CKNW Editorial
for March 10, 2000

I like the Honourable Stephan Dion. I agree with the government's Clarity Bill as I suspect most British Columbians do. But he scares hell out of me. He is, after all, the minister in charge of national unity in this country and he betrays absolutely no understanding of feelings on this coast. Moreover, he uses the Trudeau Jesuitical approach to questions by posing one of his own that’s incapable of a "no" answer. Trudeau, when questioned about the transfer of parliamentary power to the Supreme Court of Canada by the Charter of Rights and Freedoms would reply by asking "don't you want rights?'

Mr Dion response to my assertions about B.C.'s woeful representation in a system, which is badly dysfunctional, is to talk about wheat in Saskatchewan.

I want to talk a bit this morning about why I raise these issues about governance and the lousy system we have with such passion. I do so because I see my country drifting apart. I do not see, at this time, a vibrant separation movement here but I see one coming. And it's coming because of drift. The federal Liberals simply drift along knowing that if they continue to be a strong force in Ontario and Quebec they will win office. It bothers them not a bit that British Columbia has no real power in that government. It never occurs to them that a system that awards 100% of the power to a government that gets 50%+1 of the seats based upon 40% of the popular vote badly needs fixing. It never crosses their mind that British Columbians are thoughtful, loyal Canadians seeing their province gradually but surely moving away from the country into a separate existence.

I want to make this point too. I feel passionately about this subject not for my generation - we have passed the time when any change will mean anything to us.
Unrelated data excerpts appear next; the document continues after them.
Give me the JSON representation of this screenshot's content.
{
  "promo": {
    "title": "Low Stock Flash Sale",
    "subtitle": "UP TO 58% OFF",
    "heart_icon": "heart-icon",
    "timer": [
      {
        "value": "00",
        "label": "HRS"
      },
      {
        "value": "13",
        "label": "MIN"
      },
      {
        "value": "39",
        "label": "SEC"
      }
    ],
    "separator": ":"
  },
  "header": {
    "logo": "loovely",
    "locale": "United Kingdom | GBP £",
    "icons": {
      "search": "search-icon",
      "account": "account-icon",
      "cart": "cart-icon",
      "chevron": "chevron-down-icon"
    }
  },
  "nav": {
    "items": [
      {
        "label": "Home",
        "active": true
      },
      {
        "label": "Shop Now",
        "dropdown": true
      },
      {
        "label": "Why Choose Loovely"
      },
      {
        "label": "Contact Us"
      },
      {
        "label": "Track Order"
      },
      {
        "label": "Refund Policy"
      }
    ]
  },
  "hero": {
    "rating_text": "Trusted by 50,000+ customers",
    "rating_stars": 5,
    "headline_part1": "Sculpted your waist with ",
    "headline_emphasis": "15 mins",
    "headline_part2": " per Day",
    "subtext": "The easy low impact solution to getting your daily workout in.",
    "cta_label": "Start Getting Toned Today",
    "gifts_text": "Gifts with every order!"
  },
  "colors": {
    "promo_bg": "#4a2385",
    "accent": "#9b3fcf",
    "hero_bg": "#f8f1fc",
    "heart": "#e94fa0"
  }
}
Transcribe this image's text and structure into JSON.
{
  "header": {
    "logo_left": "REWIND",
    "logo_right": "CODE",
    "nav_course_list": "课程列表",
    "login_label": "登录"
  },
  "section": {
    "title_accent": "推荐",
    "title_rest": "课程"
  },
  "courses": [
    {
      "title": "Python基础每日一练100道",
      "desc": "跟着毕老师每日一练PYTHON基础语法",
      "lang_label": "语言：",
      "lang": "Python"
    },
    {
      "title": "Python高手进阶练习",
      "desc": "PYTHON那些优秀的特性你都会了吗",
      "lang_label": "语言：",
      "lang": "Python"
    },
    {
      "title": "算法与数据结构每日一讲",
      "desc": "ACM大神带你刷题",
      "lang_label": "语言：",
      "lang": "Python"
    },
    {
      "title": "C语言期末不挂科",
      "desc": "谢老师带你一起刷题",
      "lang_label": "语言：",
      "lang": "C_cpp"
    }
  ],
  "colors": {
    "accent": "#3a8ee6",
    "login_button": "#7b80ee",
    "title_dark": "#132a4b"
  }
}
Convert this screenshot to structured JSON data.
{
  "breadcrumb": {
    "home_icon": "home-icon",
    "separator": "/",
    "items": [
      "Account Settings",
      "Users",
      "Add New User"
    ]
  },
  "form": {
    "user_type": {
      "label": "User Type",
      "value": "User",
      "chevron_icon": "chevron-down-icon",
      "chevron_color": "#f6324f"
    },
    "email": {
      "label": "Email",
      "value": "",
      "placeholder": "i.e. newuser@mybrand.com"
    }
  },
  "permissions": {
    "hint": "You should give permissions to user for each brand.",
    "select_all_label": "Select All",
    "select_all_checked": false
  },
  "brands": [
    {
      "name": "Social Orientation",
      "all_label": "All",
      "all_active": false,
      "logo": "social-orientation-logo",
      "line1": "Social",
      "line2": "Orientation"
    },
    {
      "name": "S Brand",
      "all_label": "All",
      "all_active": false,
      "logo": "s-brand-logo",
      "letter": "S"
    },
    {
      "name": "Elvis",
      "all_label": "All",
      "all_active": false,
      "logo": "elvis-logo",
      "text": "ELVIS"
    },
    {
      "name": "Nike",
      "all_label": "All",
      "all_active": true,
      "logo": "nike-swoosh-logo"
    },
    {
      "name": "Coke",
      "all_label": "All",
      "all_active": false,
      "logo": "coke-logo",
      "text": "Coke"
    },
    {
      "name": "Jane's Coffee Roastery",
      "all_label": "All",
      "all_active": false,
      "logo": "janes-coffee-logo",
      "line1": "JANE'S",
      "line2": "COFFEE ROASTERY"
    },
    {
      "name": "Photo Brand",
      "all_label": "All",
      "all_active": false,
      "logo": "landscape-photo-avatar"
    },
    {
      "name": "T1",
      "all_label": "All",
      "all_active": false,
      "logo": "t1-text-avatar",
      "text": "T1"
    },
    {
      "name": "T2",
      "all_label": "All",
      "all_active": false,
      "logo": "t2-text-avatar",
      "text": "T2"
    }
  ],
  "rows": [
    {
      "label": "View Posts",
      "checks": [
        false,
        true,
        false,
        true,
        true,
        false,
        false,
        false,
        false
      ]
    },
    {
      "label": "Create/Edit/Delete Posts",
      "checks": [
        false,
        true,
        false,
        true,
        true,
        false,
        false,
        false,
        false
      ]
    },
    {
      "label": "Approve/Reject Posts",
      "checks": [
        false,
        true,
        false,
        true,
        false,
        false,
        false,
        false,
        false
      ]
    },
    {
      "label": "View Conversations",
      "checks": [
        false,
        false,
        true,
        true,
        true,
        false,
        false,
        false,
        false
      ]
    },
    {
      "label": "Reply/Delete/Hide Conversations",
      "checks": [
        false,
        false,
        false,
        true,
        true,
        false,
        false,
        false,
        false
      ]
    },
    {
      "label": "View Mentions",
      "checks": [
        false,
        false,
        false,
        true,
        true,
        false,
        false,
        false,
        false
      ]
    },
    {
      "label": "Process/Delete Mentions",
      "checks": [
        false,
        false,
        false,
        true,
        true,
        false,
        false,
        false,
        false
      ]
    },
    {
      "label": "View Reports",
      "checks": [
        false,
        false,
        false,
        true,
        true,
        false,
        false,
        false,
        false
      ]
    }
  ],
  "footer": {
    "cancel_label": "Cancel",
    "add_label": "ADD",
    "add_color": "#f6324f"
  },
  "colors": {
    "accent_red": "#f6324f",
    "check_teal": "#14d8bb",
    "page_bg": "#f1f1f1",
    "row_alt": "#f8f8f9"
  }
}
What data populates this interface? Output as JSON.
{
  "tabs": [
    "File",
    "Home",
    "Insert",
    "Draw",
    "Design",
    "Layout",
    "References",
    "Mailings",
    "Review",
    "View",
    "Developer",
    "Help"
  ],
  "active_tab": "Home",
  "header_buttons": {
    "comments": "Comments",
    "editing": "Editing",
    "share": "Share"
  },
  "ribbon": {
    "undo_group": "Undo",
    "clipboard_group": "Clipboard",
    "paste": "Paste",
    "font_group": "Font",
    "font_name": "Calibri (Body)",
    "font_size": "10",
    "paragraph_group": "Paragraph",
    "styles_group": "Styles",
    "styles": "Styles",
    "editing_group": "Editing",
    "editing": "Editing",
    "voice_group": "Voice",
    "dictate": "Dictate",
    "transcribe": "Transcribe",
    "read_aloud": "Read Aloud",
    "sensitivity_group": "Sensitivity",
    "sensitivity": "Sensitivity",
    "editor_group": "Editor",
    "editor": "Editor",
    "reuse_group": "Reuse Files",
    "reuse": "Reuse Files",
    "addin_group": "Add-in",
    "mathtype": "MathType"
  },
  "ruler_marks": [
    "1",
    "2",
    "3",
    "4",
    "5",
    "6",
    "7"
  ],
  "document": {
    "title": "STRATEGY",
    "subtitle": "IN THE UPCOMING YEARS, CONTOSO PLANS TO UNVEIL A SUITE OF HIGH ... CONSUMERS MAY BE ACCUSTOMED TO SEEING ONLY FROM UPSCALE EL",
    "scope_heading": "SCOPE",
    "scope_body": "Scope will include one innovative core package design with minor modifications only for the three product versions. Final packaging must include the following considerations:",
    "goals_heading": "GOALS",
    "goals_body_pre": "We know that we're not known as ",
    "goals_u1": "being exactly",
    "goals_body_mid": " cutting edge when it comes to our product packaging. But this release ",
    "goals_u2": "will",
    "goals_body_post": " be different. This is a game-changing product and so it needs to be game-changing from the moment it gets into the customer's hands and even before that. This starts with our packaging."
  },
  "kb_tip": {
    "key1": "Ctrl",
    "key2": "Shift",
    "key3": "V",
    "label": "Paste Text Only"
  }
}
I try to speak for my children who are now all in their late thirties or forties - and their children, my grandchildren. They are the ones who will see their country disintegrate if changes are not made and soon.

Let me tell you why no changes will take place. It goes back to Charlottetown, Meech Lake and before. And it is the question of the amending formula.

In order for there to be change in how the country is run, there must be the opportunity for change. Until 1982 it was always thought that every province had a veto over constitutional change but that was changed when the Supreme Court of Canada, dealing with the Patriation of the Constitution, decided that Quebec did not have a veto ... that a change simply required substantial agreement. The 1982 Constitution cut the Gordian knot by providing a formula whereby Canada could amend its constitution.

Let me pause here to observe that this was indeed an amending formula because it did not give vetoes but set out the rules whereby the constitution could be changed. This is a very important distinction for in reality, if any province or region has a veto there will never ever be any change that adversely affects its interest. A veto for all in essence means, in the reality that is Canada, that you will never have the kinds of reforms British Columbia sees as necessary because they will always be adverse in interest to Quebec or Ontario, or both and will be vetoed. This is why the 1982 formula gave hope.

Jean Chretien dashed that hope when he, reeling from near defeat in the Quebec Referendum in 1995, passed a Commons Resolution saying that the Federal government would not approve of any amendment to the constitution if any of four regions asked him to nix it. Those four regions, after a firestorm of dissent came from BC, was expanded to five, BC being one. This was a disastrous decision, which was directly contrary to the spirit of the Constitution. And what it did, in effect, was to stifle all constitutional debate right across the country.

Why? Because there is no point putting forward constitutional reforms when it is clear that Quebec will veto them. Any change to the Senate, the House of Commons, or the Supreme Court of Canada will not pass Quebec City so what's the point of talking about them? The Chretien Resolution has, in effect, constipated the Canadian body politic.

This has created a pressure cooker. And for a long time, the steam building up in BC will be ignored. And then, someday, it will burst.

When? It's hard to know. But during the lifetime of our younger fellow citizens, BC will catch and pass Quebec in population yet its representation in the House of Commons, the Senate and the Supreme Court of Canada will not match that reality. You will then see Quebec and Ontario, in an effort to maintain their ancient privileges, working together to maintain the status quo ... which they damn near got with Charlottetown in 1992. There will be another attempt at a Meech/Charlottetown type solution – be ready for it because it will but thinly mask an attempt to cast in stone majority political power in Central Canada no matter what the populations figures say. This you can bet on.

Mr Dion represents the status quo which includes dealing with the ancient Upper Canada/Lower Canada debate as if it were the only unity problem in the country. I try very hard to speak for British Columbia but I try to speak for Canada too. The Federal Liberal Party doesn't understand what I'm saying and God knows that half-wit leading the Federal Tories doesn't understand. We will continue, unless things change dramatically, have a federal government run of, by, and for Central Canada only and as BC increases in importance and population, that can only last so long before there is an eruption.

This is not understood by those who perpetually govern us and that indifference could well be the undoing of the country.

To hear Mr Dion display, as Unity Minister, his abysmal ignorance - an ignorance shared by his leader and his colleagues - is sad beyond words.